This project was developed as an extension for the Automatic1111 web UI to automate video stylization and enable text-to-video generation using Stable Diffusion 1.5 backbones. At the time of development, generated videos often suffered from severe flickering and temporal inconsistency. This framework addressed those issues by integrating the RAFT optical flow estimation algorithm. By calculating the motion flow between frames, the system could warp the previously generated frame to match the motion of the next one, creating a stable base for the diffusion model. This process, combined with occlusion masks, ensured that only new parts of the scene were generated while maintaining the consistency of existing objects.

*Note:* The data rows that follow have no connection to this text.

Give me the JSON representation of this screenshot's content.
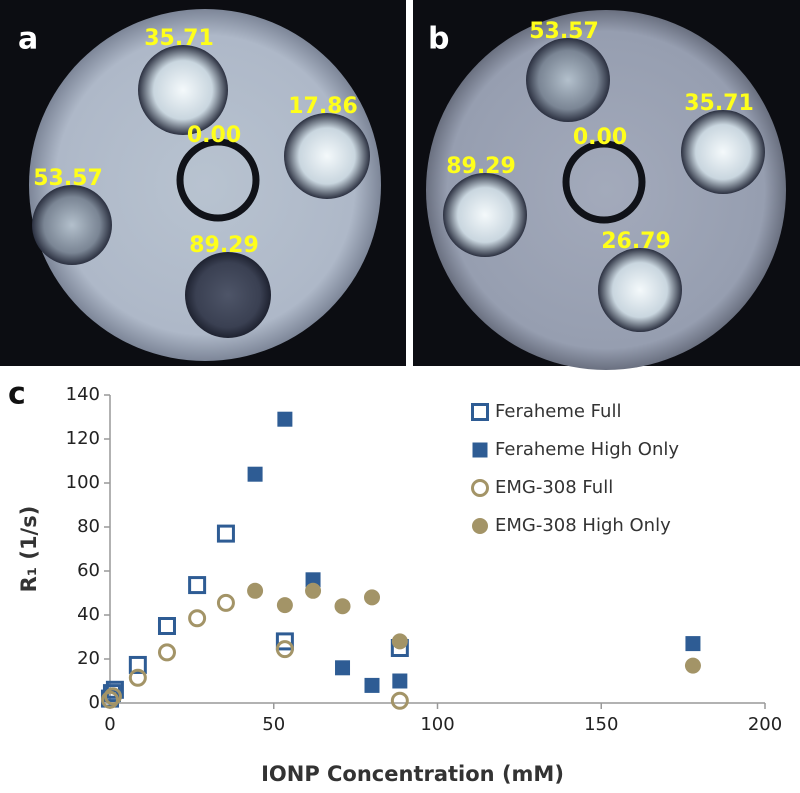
{
  "panels": [
    {
      "letter": "a",
      "labels": [
        "35.71",
        "17.86",
        "0.00",
        "53.57",
        "89.29"
      ]
    },
    {
      "letter": "b",
      "labels": [
        "53.57",
        "35.71",
        "0.00",
        "89.29",
        "26.79"
      ]
    }
  ],
  "chart_data": {
    "type": "scatter",
    "letter": "c",
    "xlabel": "IONP Concentration (mM)",
    "ylabel": "R₁ (1/s)",
    "xlim": [
      0,
      200
    ],
    "ylim": [
      0,
      140
    ],
    "xticks": [
      0,
      50,
      100,
      150,
      200
    ],
    "yticks": [
      0,
      20,
      40,
      60,
      80,
      100,
      120,
      140
    ],
    "grid": false,
    "legend": "upper right",
    "series": [
      {
        "name": "Feraheme Full",
        "color": "#2e5c94",
        "marker": "square-open",
        "x": [
          0,
          0.6,
          1.5,
          8.5,
          17.4,
          26.6,
          35.4,
          53.4,
          88.5
        ],
        "values": [
          2,
          4.5,
          6,
          17.3,
          35,
          53.6,
          77,
          28,
          25
        ]
      },
      {
        "name": "Feraheme High Only",
        "color": "#2e5c94",
        "marker": "square",
        "x": [
          44.3,
          53.4,
          62,
          71,
          80,
          88.5,
          178
        ],
        "values": [
          104,
          129,
          56,
          16,
          8,
          10,
          27
        ]
      },
      {
        "name": "EMG-308 Full",
        "color": "#a39467",
        "marker": "circle-open",
        "x": [
          0,
          0.9,
          8.5,
          17.4,
          26.6,
          35.4,
          53.4,
          88.5
        ],
        "values": [
          1.5,
          3,
          11.5,
          23,
          38.5,
          45.5,
          24.5,
          1
        ]
      },
      {
        "name": "EMG-308 High Only",
        "color": "#a39467",
        "marker": "circle",
        "x": [
          44.3,
          53.4,
          62,
          71,
          80,
          88.5,
          178
        ],
        "values": [
          51,
          44.5,
          51,
          44,
          48,
          28,
          17
        ]
      }
    ]
  }
}
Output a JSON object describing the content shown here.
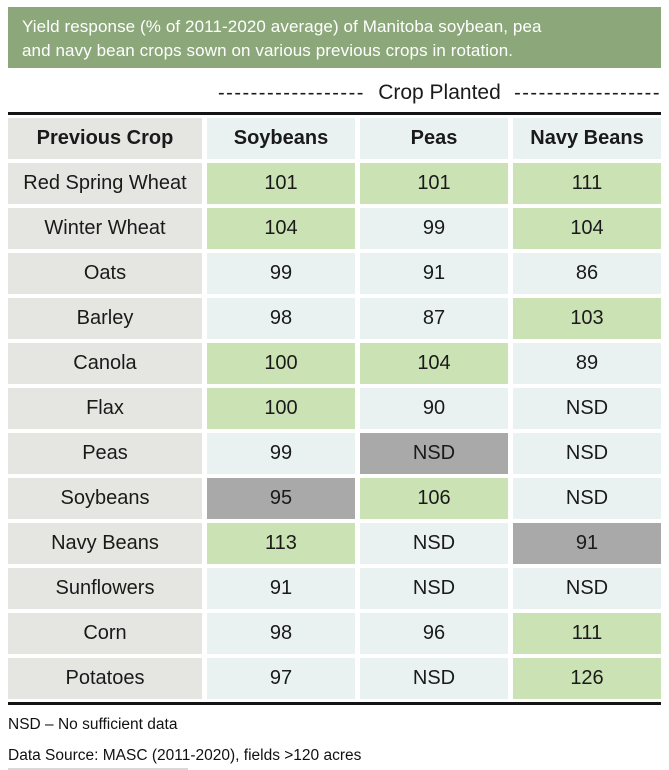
{
  "banner": {
    "line1": "Yield response (% of 2011-2020 average) of Manitoba soybean, pea",
    "line2": "and navy bean crops sown on various previous crops in rotation.",
    "bg_color": "#8ca87a",
    "text_color": "#ffffff"
  },
  "crop_planted": {
    "dashes_left": "------------------",
    "label": "Crop Planted",
    "dashes_right": "------------------"
  },
  "table": {
    "columns": [
      "Previous Crop",
      "Soybeans",
      "Peas",
      "Navy Beans"
    ],
    "rows": [
      {
        "label": "Red Spring Wheat",
        "cells": [
          {
            "value": "101",
            "state": "green"
          },
          {
            "value": "101",
            "state": "green"
          },
          {
            "value": "111",
            "state": "green"
          }
        ]
      },
      {
        "label": "Winter Wheat",
        "cells": [
          {
            "value": "104",
            "state": "green"
          },
          {
            "value": "99",
            "state": "pale"
          },
          {
            "value": "104",
            "state": "green"
          }
        ]
      },
      {
        "label": "Oats",
        "cells": [
          {
            "value": "99",
            "state": "pale"
          },
          {
            "value": "91",
            "state": "pale"
          },
          {
            "value": "86",
            "state": "pale"
          }
        ]
      },
      {
        "label": "Barley",
        "cells": [
          {
            "value": "98",
            "state": "pale"
          },
          {
            "value": "87",
            "state": "pale"
          },
          {
            "value": "103",
            "state": "green"
          }
        ]
      },
      {
        "label": "Canola",
        "cells": [
          {
            "value": "100",
            "state": "green"
          },
          {
            "value": "104",
            "state": "green"
          },
          {
            "value": "89",
            "state": "pale"
          }
        ]
      },
      {
        "label": "Flax",
        "cells": [
          {
            "value": "100",
            "state": "green"
          },
          {
            "value": "90",
            "state": "pale"
          },
          {
            "value": "NSD",
            "state": "pale"
          }
        ]
      },
      {
        "label": "Peas",
        "cells": [
          {
            "value": "99",
            "state": "pale"
          },
          {
            "value": "NSD",
            "state": "gray"
          },
          {
            "value": "NSD",
            "state": "pale"
          }
        ]
      },
      {
        "label": "Soybeans",
        "cells": [
          {
            "value": "95",
            "state": "gray"
          },
          {
            "value": "106",
            "state": "green"
          },
          {
            "value": "NSD",
            "state": "pale"
          }
        ]
      },
      {
        "label": "Navy Beans",
        "cells": [
          {
            "value": "113",
            "state": "green"
          },
          {
            "value": "NSD",
            "state": "pale"
          },
          {
            "value": "91",
            "state": "gray"
          }
        ]
      },
      {
        "label": "Sunflowers",
        "cells": [
          {
            "value": "91",
            "state": "pale"
          },
          {
            "value": "NSD",
            "state": "pale"
          },
          {
            "value": "NSD",
            "state": "pale"
          }
        ]
      },
      {
        "label": "Corn",
        "cells": [
          {
            "value": "98",
            "state": "pale"
          },
          {
            "value": "96",
            "state": "pale"
          },
          {
            "value": "111",
            "state": "green"
          }
        ]
      },
      {
        "label": "Potatoes",
        "cells": [
          {
            "value": "97",
            "state": "pale"
          },
          {
            "value": "NSD",
            "state": "pale"
          },
          {
            "value": "126",
            "state": "green"
          }
        ]
      }
    ]
  },
  "footnotes": {
    "nsd": "NSD – No sufficient data",
    "source": "Data Source: MASC (2011-2020), fields >120 acres"
  },
  "colors": {
    "green": "#cbe3b4",
    "pale": "#e9f2f0",
    "gray": "#a9a9a9",
    "label_bg": "#e5e5e2",
    "header_data_bg": "#e9f2f0",
    "banner_green": "#8ca87a",
    "rule_black": "#141414"
  },
  "chart_data": {
    "type": "table",
    "title": "Yield response (% of 2011-2020 average) of Manitoba soybean, pea and navy bean crops sown on various previous crops in rotation.",
    "column_group_label": "Crop Planted",
    "row_axis_label": "Previous Crop",
    "columns": [
      "Soybeans",
      "Peas",
      "Navy Beans"
    ],
    "rows": [
      "Red Spring Wheat",
      "Winter Wheat",
      "Oats",
      "Barley",
      "Canola",
      "Flax",
      "Peas",
      "Soybeans",
      "Navy Beans",
      "Sunflowers",
      "Corn",
      "Potatoes"
    ],
    "values": [
      [
        101,
        101,
        111
      ],
      [
        104,
        99,
        104
      ],
      [
        99,
        91,
        86
      ],
      [
        98,
        87,
        103
      ],
      [
        100,
        104,
        89
      ],
      [
        100,
        90,
        "NSD"
      ],
      [
        99,
        "NSD",
        "NSD"
      ],
      [
        95,
        106,
        "NSD"
      ],
      [
        113,
        "NSD",
        91
      ],
      [
        91,
        "NSD",
        "NSD"
      ],
      [
        98,
        96,
        111
      ],
      [
        97,
        "NSD",
        126
      ]
    ],
    "cell_colors": [
      [
        "green",
        "green",
        "green"
      ],
      [
        "green",
        "pale",
        "green"
      ],
      [
        "pale",
        "pale",
        "pale"
      ],
      [
        "pale",
        "pale",
        "green"
      ],
      [
        "green",
        "green",
        "pale"
      ],
      [
        "green",
        "pale",
        "pale"
      ],
      [
        "pale",
        "gray",
        "pale"
      ],
      [
        "gray",
        "green",
        "pale"
      ],
      [
        "green",
        "pale",
        "gray"
      ],
      [
        "pale",
        "pale",
        "pale"
      ],
      [
        "pale",
        "pale",
        "green"
      ],
      [
        "pale",
        "pale",
        "green"
      ]
    ],
    "footnotes": [
      "NSD – No sufficient data",
      "Data Source: MASC (2011-2020), fields >120 acres"
    ]
  }
}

The tool supported both video-to-video stylization and experimental text-to-video generation. In video-to-video mode, users could apply ControlNet to guide the structure of the output, allowing for stable transformations like turning a real-life video into a watercolor painting or digital art while preserving the original motion. The text-to-video mode employed a custom “FloweR” method to hallucinate optical flow from static noise, attempting to generate continuous motion from text prompts alone.
Development on this project was eventually discontinued as the field rapidly advanced. The emergence of modern, end-to-end text-to-video models provided much more coherent and faithful results than could be achieved by hacking image-based diffusion models, rendering this approach largely obsolete for general use cases.
Status: Not Maintained